Pons demonstrates solid form on his shots and has proven that he can knock down the open ones. But if he can prove to be more than just a spot-up shooter, and can show he can make shots off the dribble, his stock will quickly rise.
NBA teams would also like to see Pons become more of a consistent rebounder. Pons had 10 or more rebounds just three times in 31 games last season. He had 11 games with seven or more rebounds, but also had 10 games with three or fewer. On the offensive glass, he had five games in which he finished with no offensive boards.
Pons is far too athletic to be that inconsistent on the glass. He can’t have games where he has zero offensive rebounds or three total rebounds. Pons is a guy that should be around eight rebounds per game. He should be a dominant rebounder on both ends of the floor, and have a huge impact on the game as an offensive rebounder.
Elite defensive potential
We all know how great of a defensive player Pons is. He didn’t luck into becoming the first Vol in program history to win SEC Defensive Player of the Year, or luck into being named to the All-SEC Defensive Team last year. Pons’ freakish athleticism and defensive ability is why he had the option of turning pro. But having Pons back in the fold from Tennessee’s perspective means that Rick Barnes’ defense can get back to what it was when the Vols won the SEC in 2017-18.
Pons is capable of guarding up to four positions on the floor. This will present multiple defensive options for Barnes. He can play big, small, man or zone at any time he would like. More importantly, the on-ball defense will be much-improved after struggling last season when you factor in Pons, Victor Bailey, Jaden Springer, Keon Johnson and Josiah-Jordan James.
The improved on-ball defense will allow Tennessee to do what it did in 2017-18 on the defensive end: smother opponents. UT ranked sixth nationally in adjusted defensive efficiency according to KenPom.com that year, with a 97.2 rating. The Vols led the SEC, too, more than a point ahead of second-place South Carolina.
Eliminates pressure of others stepping up
Without Pons on the roster, Sacred Heart grad transfer E.J. Anosike playing well would have been crucial to Tennessee’s success.

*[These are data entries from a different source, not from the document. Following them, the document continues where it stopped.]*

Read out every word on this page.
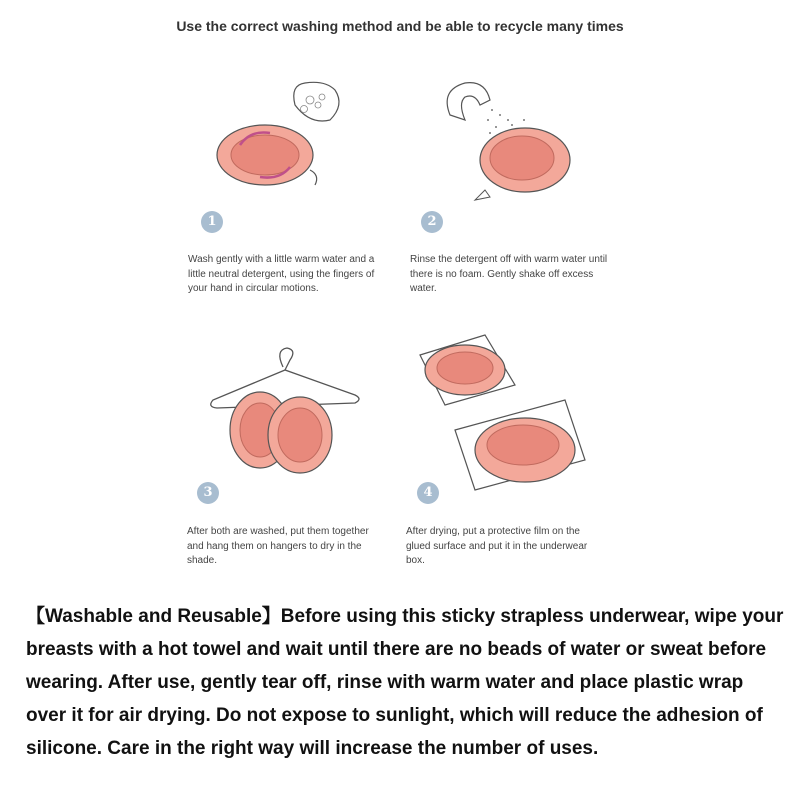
Use the correct washing method and be able to recycle many times
1
Wash gently with a little warm water and a little neutral detergent, using the fingers of your hand in circular motions.
2
Rinse the detergent off with warm water until there is no foam. Gently shake off excess water.
3
After both are washed, put them together and hang them on hangers to dry in the shade.
4
After drying, put a protective film on the glued surface and put it in the underwear box.
【Washable and Reusable】Before using this sticky strapless underwear, wipe your breasts with a hot towel and wait until there are no beads of water or sweat before wearing. After use, gently tear off, rinse with warm water and place plastic wrap over it for air drying. Do not expose to sunlight, which will reduce the adhesion of silicone. Care in the right way will increase the number of uses.
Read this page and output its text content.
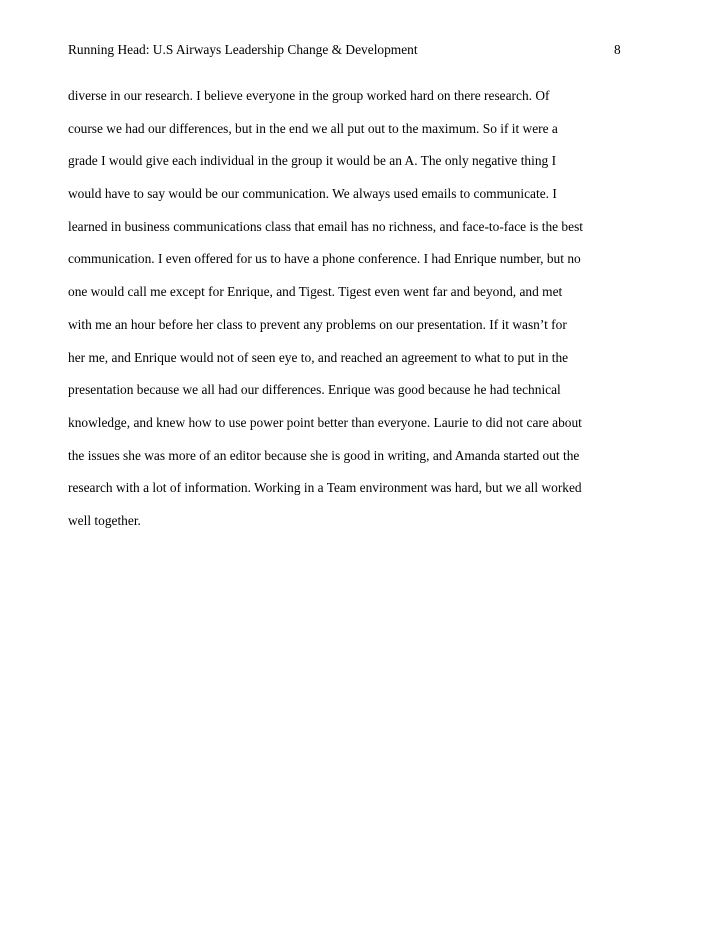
Running Head: U.S Airways Leadership Change & Development	8
diverse in our research. I believe everyone in the group worked hard on there research. Of
course we had our differences, but in the end we all put out to the maximum. So if it were a
grade I would give each individual in the group it would be an A. The only negative thing I
would have to say would be our communication. We always used emails to communicate. I
learned in business communications class that email has no richness, and face-to-face is the best
communication. I even offered for us to have a phone conference. I had Enrique number, but no
one would call me except for Enrique, and Tigest. Tigest even went far and beyond, and met
with me an hour before her class to prevent any problems on our presentation. If it wasn’t for
her me, and Enrique would not of seen eye to, and reached an agreement to what to put in the
presentation because we all had our differences. Enrique was good because he had technical
knowledge, and knew how to use power point better than everyone. Laurie to did not care about
the issues she was more of an editor because she is good in writing, and Amanda started out the
research with a lot of information. Working in a Team environment was hard, but we all worked
well together.
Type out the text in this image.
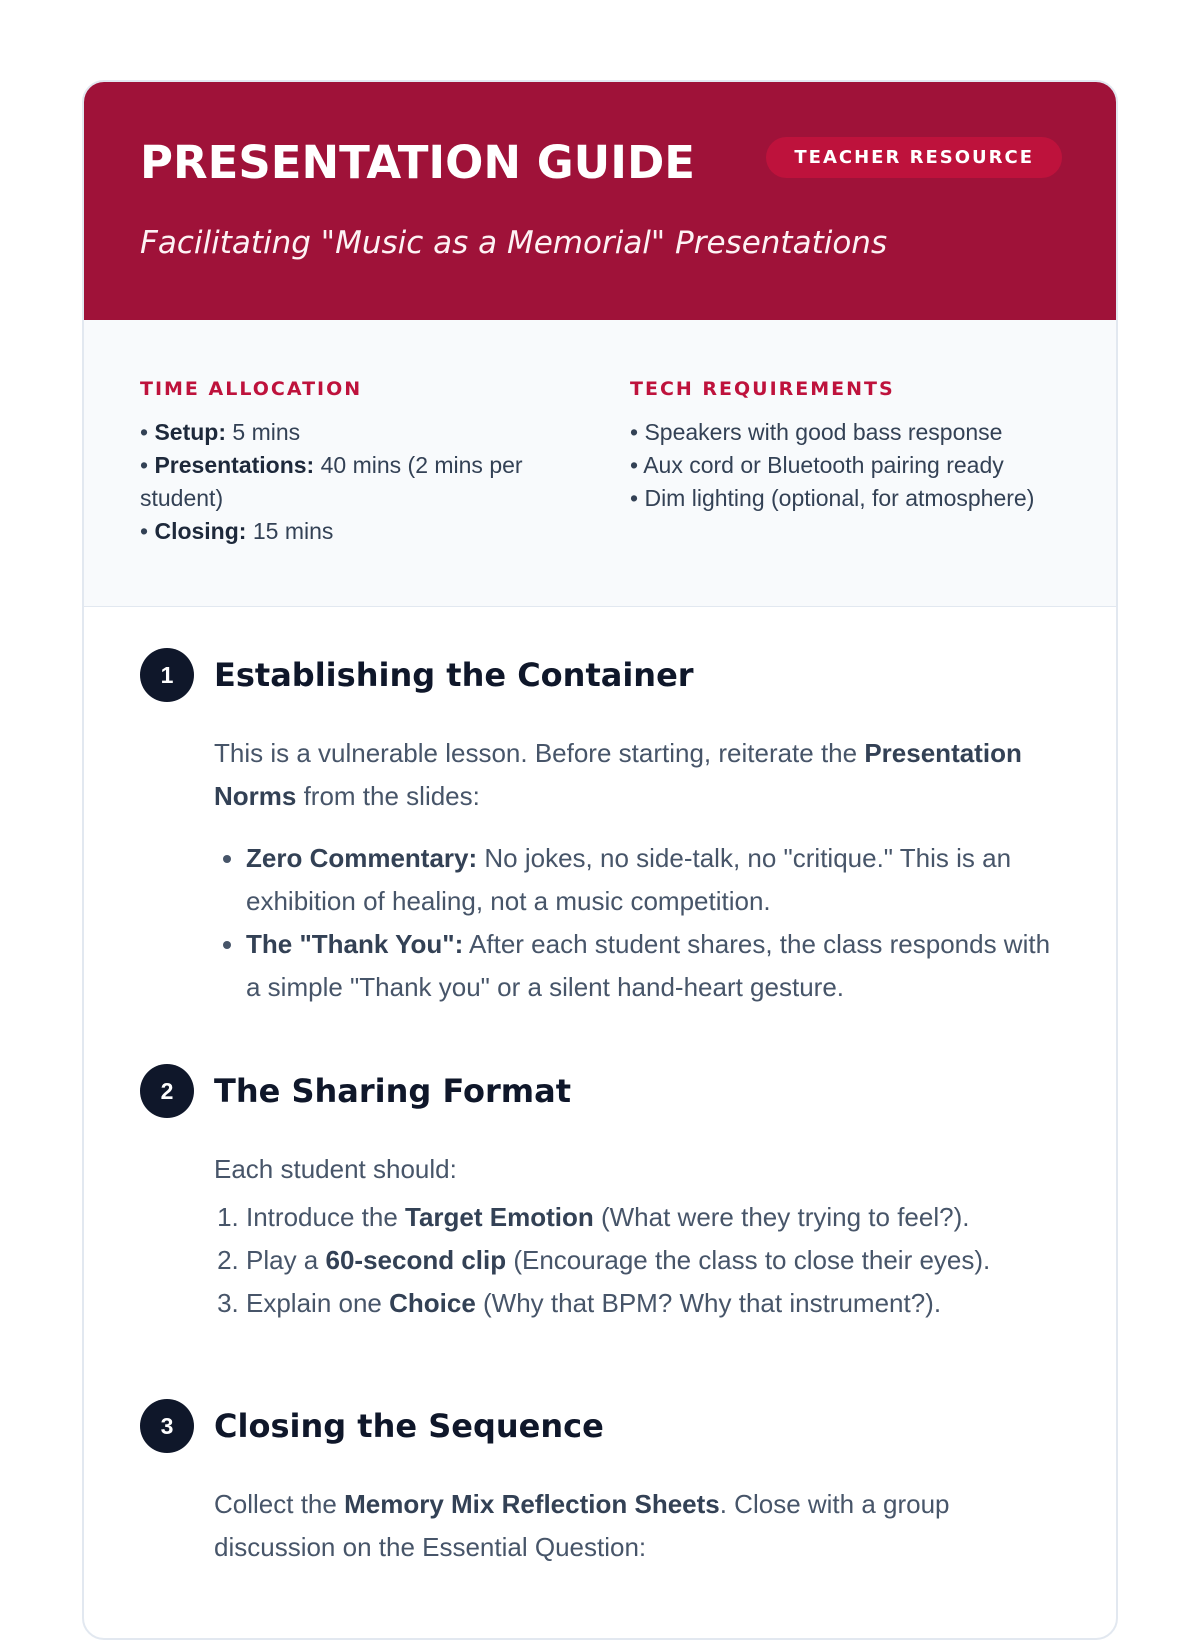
PRESENTATION GUIDE	TEACHER RESOURCE

Facilitating "Music as a Memorial" Presentations

TIME ALLOCATION

• Setup: 5 mins

• Presentations: 40 mins (2 mins per student)

• Closing: 15 mins

TECH REQUIREMENTS

• Speakers with good bass response

• Aux cord or Bluetooth pairing ready

• Dim lighting (optional, for atmosphere)

1	Establishing the Container

This is a vulnerable lesson. Before starting, reiterate the Presentation Norms from the slides:

• Zero Commentary: No jokes, no side-talk, no "critique." This is an exhibition of healing, not a music competition.
• The "Thank You": After each student shares, the class responds with a simple "Thank you" or a silent hand-heart gesture.
2	The Sharing Format

Each student should:

1. Introduce the Target Emotion (What were they trying to feel?).
2. Play a 60-second clip (Encourage the class to close their eyes).
3. Explain one Choice (Why that BPM? Why that instrument?).
3	Closing the Sequence

Collect the Memory Mix Reflection Sheets. Close with a group discussion on the Essential Question:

Anosike would have had to produce from game one, but now he can just be a nice piece of the puzzle who can help you off the bench as a rebounder.
It also takes pressure off of sophomore Olivier Nkamhoua and redshirt sophomore Uros Plavsic. Without Pons, one of those two, or both, would have had to play significant minutes as either a starter in an effort to replace Pons, or as a backup to Anosike. Now, those two don’t feel the pressure of contributing while continuing to develop their games.
The positive affect of Pons coming back even trickles down to sophomore Drew Pember. The Knoxville native is better suited to play out on the wing at 6-foot-10, as he’s a great shooter, but now he can continue to develop his game without feeling the pressure to contribute now.
Pons’ return makes life easier on everybody.
The team to beat
Tennessee would have been a really good basketball team this season even had Pons decided to remain in the NBA Draft. The Vols would have won 20 games, competed for an SEC title and made the NCAA Tournament. But with Pons in the mix, the Vols become the favorite to win the SEC, and a deep run in March becomes the expectation.
The SEC is going to be strong this season. Kentucky brought in an incredible recruiting class, while LSU, Florida and South Carolina return talented pieces as well. Auburn has a lot of production to replace, but the Tigers still have talent to win now. Throw in significantly improved rosters from Alabama, Arkansas, Ole Miss and Texas A&M, and the conference all of a sudden has the makings of one of the better leagues in the entire country.
No team in the SEC enters the season with the mix of talent, experience, leadership and coaching that Tennessee will possess, however.